Chapter 4 (pages 48-56), “Boredom and Excitement”
In nature, humans seem to be the only animals prone to boredom, in part because the experience of boredom may require the perception of more agreeable activities than those that are currently engaged in. Humans, especially males, desire excitement. The movement from hunting and gathering to agriculture greatly promoted boredom; modern machinery actually lessens it.
[Russell provides a very amusing (though painful) picture of previous lower-class society, where wives and daughters had to endure hours of “family time” after dinner – time in which they couldn’t read, but were expected to listen to their father’s dull monologues. He indicates how it was even worse in the middle ages, and speculates that witch hunts were dreamed up to relieve the tedium -- RBR].
“We are less bored than our ancestors were, but we are more afraid of boredom [p. 50].” We don’t think that boredom is part of the human condition, so we pursue excitement – live in cities, listen to the radio, take our cars to the movies, drink alcohol – to keep boredom at bay. But then the necessary down times will appear boring in contrast. Even quarrels and wars might be engaged in to stem ennui. “Boredom is therefore a vital problem for the moralist, since at least half the sins of mankind are caused by the fear of it [p. 51].”
Boredom that is endured without drugs can be fruitful. Drugs can be beneficial, more frequently than the prohibitionists allow. “But the craving for drugs is certainly something which cannot be left to the unfettered operation of natural impulse [pp. 50-1].” Someone accustomed to drugs, in their absence, faces a trial of boredom that only time can overcome. Tolerance, craving, and withdrawal, however, apply to all strong stimulations, not just those provoked by drugs. We must be moderate in our pursuit of excitement to maintain our capacity for pleasure. “A certain power of enduring boredom is therefore essential to a happy life, and is one of the things that ought to be taught to the young [p. 52].”

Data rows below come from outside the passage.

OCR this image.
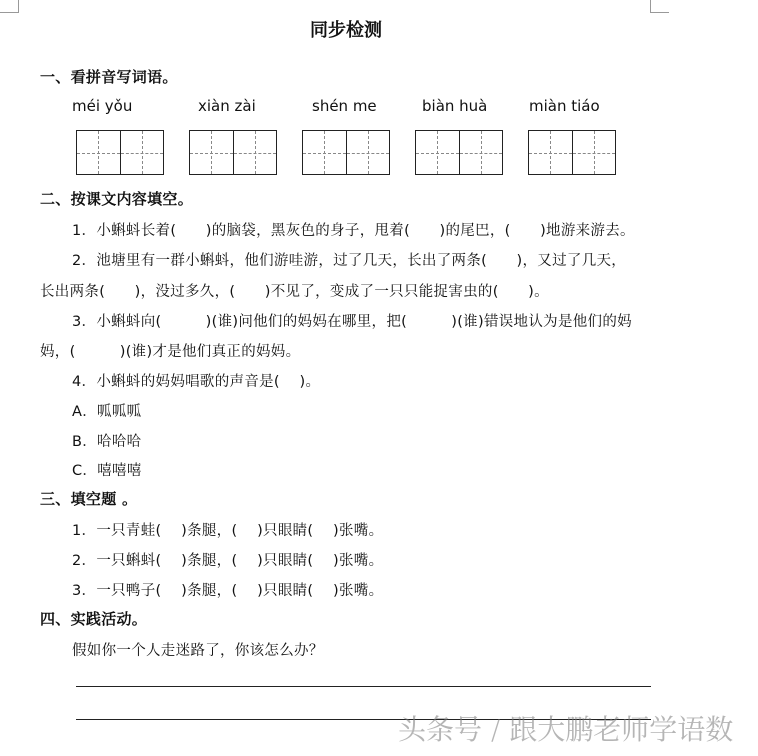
同步检测
一、看拼音写词语。
méi yǒu	xiàn zài	shén me	biàn huà	miàn tiáo
二、按课文内容填空。
1．小蝌蚪长着(      )的脑袋，黑灰色的身子，甩着(      )的尾巴，(      )地游来游去。
2．池塘里有一群小蝌蚪，他们游哇游，过了几天，长出了两条(      )，又过了几天，
长出两条(      )，没过多久，(      )不见了，变成了一只只能捉害虫的(      )。
3．小蝌蚪向(         )(谁)问他们的妈妈在哪里，把(         )(谁)错误地认为是他们的妈
妈，(         )(谁)才是他们真正的妈妈。
4．小蝌蚪的妈妈唱歌的声音是(    )。
A．呱呱呱
B．哈哈哈
C．嘻嘻嘻
三、填空题 。
1．一只青蛙(    )条腿，(    )只眼睛(    )张嘴。
2．一只蝌蚪(    )条腿，(    )只眼睛(    )张嘴。
3．一只鸭子(    )条腿，(    )只眼睛(    )张嘴。
四、实践活动。
假如你一个人走迷路了，你该怎么办？
头条号 / 跟大鹏老师学语数
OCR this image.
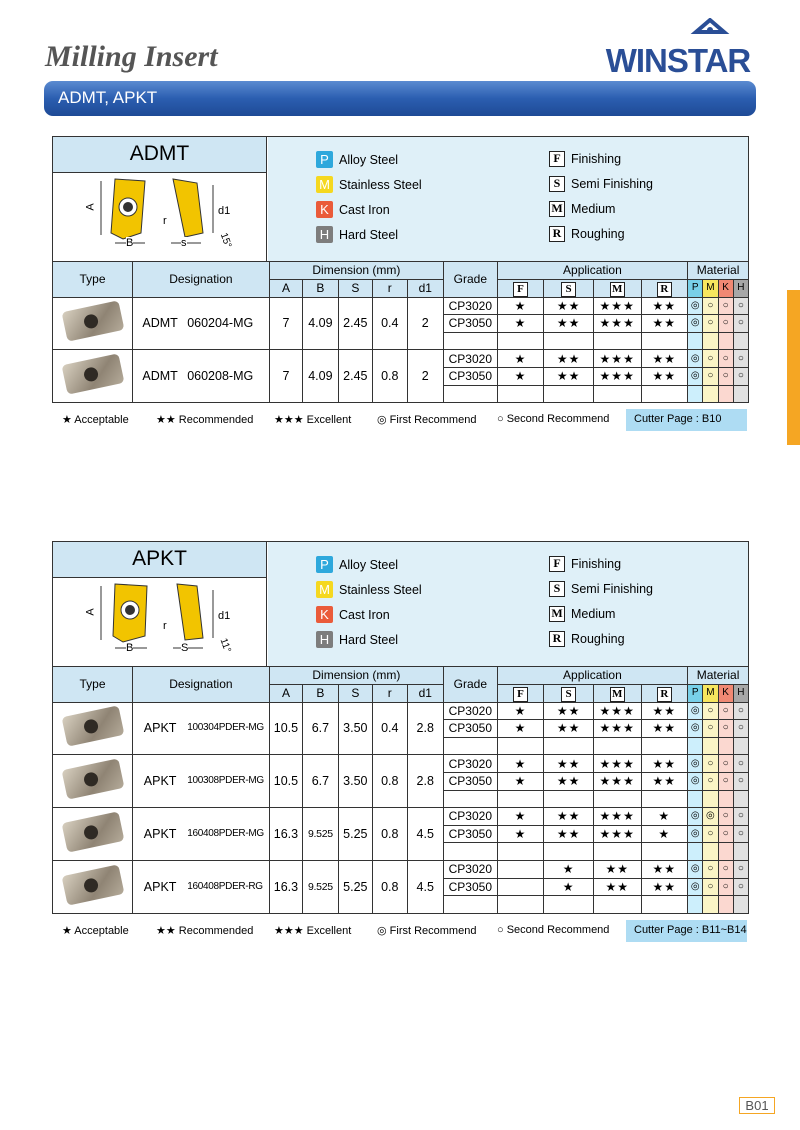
Milling Insert	WINSTAR
ADMT, APKT
ADMT
A
B	s
r
d1
15°
P Alloy Steel
M Stainless Steel
K Cast Iron
H Hard Steel
F Finishing
S Semi Finishing
M Medium
R Roughing
Type	Designation		Dimension (mm)					Grade	Application				Material			
			A	B	S	r	d1		F	S	M	R	P	M	K	H
	ADMT	060204-MG	7	4.09	2.45	0.4	2	CP3020	★	★★	★★★	★★	◎	○	○	○
								CP3050	★	★★	★★★	★★	◎	○	○	○

	ADMT	060208-MG	7	4.09	2.45	0.8	2	CP3020	★	★★	★★★	★★	◎	○	○	○
								CP3050	★	★★	★★★	★★	◎	○	○	○

★ Acceptable ★★ Recommended ★★★ Excellent ◎ First Recommend ○ Second Recommend	Cutter Page : B10
APKT
A
B	S
r
d1
11°
P Alloy Steel
M Stainless Steel
K Cast Iron
H Hard Steel
F Finishing
S Semi Finishing
M Medium
R Roughing
Type	Designation		Dimension (mm)					Grade	Application				Material			
			A	B	S	r	d1		F	S	M	R	P	M	K	H
	APKT	100304PDER-MG	10.5	6.7	3.50	0.4	2.8	CP3020	★	★★	★★★	★★	◎	○	○	○
								CP3050	★	★★	★★★	★★	◎	○	○	○

	APKT	100308PDER-MG	10.5	6.7	3.50	0.8	2.8	CP3020	★	★★	★★★	★★	◎	○	○	○
								CP3050	★	★★	★★★	★★	◎	○	○	○

	APKT	160408PDER-MG	16.3	9.525	5.25	0.8	4.5	CP3020	★	★★	★★★	★	◎	◎	○	○
								CP3050	★	★★	★★★	★	◎	○	○	○

	APKT	160408PDER-RG	16.3	9.525	5.25	0.8	4.5	CP3020		★	★★	★★	◎	○	○	○
								CP3050		★	★★	★★	◎	○	○	○

★ Acceptable ★★ Recommended ★★★ Excellent ◎ First Recommend ○ Second Recommend	Cutter Page : B11~B14
B01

Great books and good lives all contain boring passages. Imagine what a modern publisher would say if, for the first time, the Old Testament were presented for potential publication. A thorough reduction to edit out the dull bits and enliven the text would be required. A similar rewrite would be mandated for almost all old books now considered classics. Accomplished people generally lead quiet lives, as they need to preserve their energy for their arduous work.
Russell (p. 53) again returns to the theme that children should be taught to endure monotony. Children need structured quotidian existences, and shouldn’t be overindulged with passive pleasures such as watching shows or with the stimulations of excessive travel. The higher pleasures are those that the child himself creates within a structured environment, “by means of some effort and inventiveness [p. 54].” Constant diversions generate drug-like tolerance, and undermine the ability to direct energy towards distant, long-term goals.
Russell admits to adopting a mystical tone. Pleasures should be of the slow sort, in keeping with the pace of the earth and its seasons. Gambling is one example of a pleasure that has no earthly contact; such pursuits are joyless, and lead to dissatisfaction the moment they are abandoned. Pleasures, “on the other hand, that bring us into contact with the life of the Earth have something in them profoundly satisfying; when they cease, the happiness that they have brought remains, although their intensity while they existed may have been less than that of more exciting dissipations [p. 55].” (A similar distinction applies to love versus mere sexual attraction.) Urban dwellers, disconnected from those slow earthly rhythms, suffer from a boredom brought on by fear of boredom. “A happy life must be to a great extent a quiet life, for it is only in an atmosphere of quiet that true joy can live [p. 56].”